As a Christian, here is my fiddle: Love, joy, peace, patience, kindness, goodness, faithfulness, gentleness, and self control (Galatians 5:22). The greatest people were raised out of the worst political storms. Crusades paved the way to the Reformation. The Renaissance gave birth to diplomacy. The Revolution gave birth to democracy in the Western Hemisphere. World War 2 gave birth to the greatest generation, which all give me the freedom and right to write the words I speak today. It is not my job to fix our political system, or throw a fit that I didn’t get what I think is right. It is my job to play my fiddle, and play it loudly. To raise my children to come out of these next 4 years, that will be the heart of their childhood, as the next great generation to move this world forward. To move it forward with love, joy, peace, patience, kindness, goodness, faithfulness, gentleness, and self control. It is my job to hold our values high and expect those values in my community. It is my job to show those that have fears greater and more real than mine that they are safe with me. Will you play your fiddle with me?
My heart resonates loudly with the disciples as they watched Christ hang on the cross. All of them believed his kingdom would reign in their political world. They all believed the oppression of the Roman government would be overturned by the Jewish Messiah. And they also believed that because they had been chosen as his followers, they too would enjoy a position in his earthly kingdom. (Luke 9:46, Matthew 18:1-6, Mark 9-33-37). My heart bleeds with them as they watch his body hang on the cross, because I now know how it feels to have political hopes for a better country crash before my eyes. I know how it feels to watch seeds of doubt over the sovereignty of our God be planted when he doesn’t behave the way I think he will. Even after Christ’s resurrection that brought grace and healing to the entire world, the disciples still had to live in the world they were born in.
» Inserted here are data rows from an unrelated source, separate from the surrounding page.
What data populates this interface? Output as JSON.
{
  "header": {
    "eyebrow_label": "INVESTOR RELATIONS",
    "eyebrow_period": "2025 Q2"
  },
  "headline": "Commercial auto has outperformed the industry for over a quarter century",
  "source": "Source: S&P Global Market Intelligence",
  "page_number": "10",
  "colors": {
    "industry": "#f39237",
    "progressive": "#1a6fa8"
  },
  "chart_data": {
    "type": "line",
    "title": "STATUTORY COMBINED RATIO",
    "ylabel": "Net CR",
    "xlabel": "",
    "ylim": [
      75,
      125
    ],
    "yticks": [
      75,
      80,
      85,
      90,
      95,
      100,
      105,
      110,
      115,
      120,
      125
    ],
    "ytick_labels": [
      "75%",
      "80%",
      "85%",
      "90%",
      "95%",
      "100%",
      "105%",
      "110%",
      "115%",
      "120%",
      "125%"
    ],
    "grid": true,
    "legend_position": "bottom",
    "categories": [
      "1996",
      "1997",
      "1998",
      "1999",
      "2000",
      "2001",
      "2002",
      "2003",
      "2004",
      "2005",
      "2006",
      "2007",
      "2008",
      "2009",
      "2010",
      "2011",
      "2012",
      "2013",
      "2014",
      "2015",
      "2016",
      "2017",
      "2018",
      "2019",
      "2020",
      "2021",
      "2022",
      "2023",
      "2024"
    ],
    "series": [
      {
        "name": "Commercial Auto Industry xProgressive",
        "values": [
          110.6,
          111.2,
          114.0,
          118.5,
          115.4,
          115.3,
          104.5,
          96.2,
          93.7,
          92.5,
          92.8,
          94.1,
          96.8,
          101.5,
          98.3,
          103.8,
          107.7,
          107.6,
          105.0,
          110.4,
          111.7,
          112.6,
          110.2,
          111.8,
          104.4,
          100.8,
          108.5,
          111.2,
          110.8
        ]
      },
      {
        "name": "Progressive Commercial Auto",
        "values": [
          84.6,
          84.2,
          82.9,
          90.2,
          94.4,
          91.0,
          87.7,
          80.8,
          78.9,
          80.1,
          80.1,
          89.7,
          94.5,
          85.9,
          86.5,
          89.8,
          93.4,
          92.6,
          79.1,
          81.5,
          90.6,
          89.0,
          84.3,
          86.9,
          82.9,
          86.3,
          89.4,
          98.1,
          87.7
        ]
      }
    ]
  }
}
It was the same political world the day Christ died as the day he was risen. They still woke up under Roman rule. They still stared poverty in the eyes of their Jewish neighbors. The day he rose from the dead was the day they realized how eternal their lives really were. Even when Christ was alive, he laid it out for them that his kingdom was not of this world. He spoke to their heart in the matter. We cannot hope for earthly things, even Godly ideals in a human world. What we hope for in this world should be for eternal matters. How we live our lives, how we raise our children, how we love our neighbor, is for eternal purposes. We are not of this world. We are chosen children of God planted in this world for his glory. The world we live in will never be what God intends for humanity until Christ comes again.
So even though the leaves fall, and winter comes, we will play our fiddle.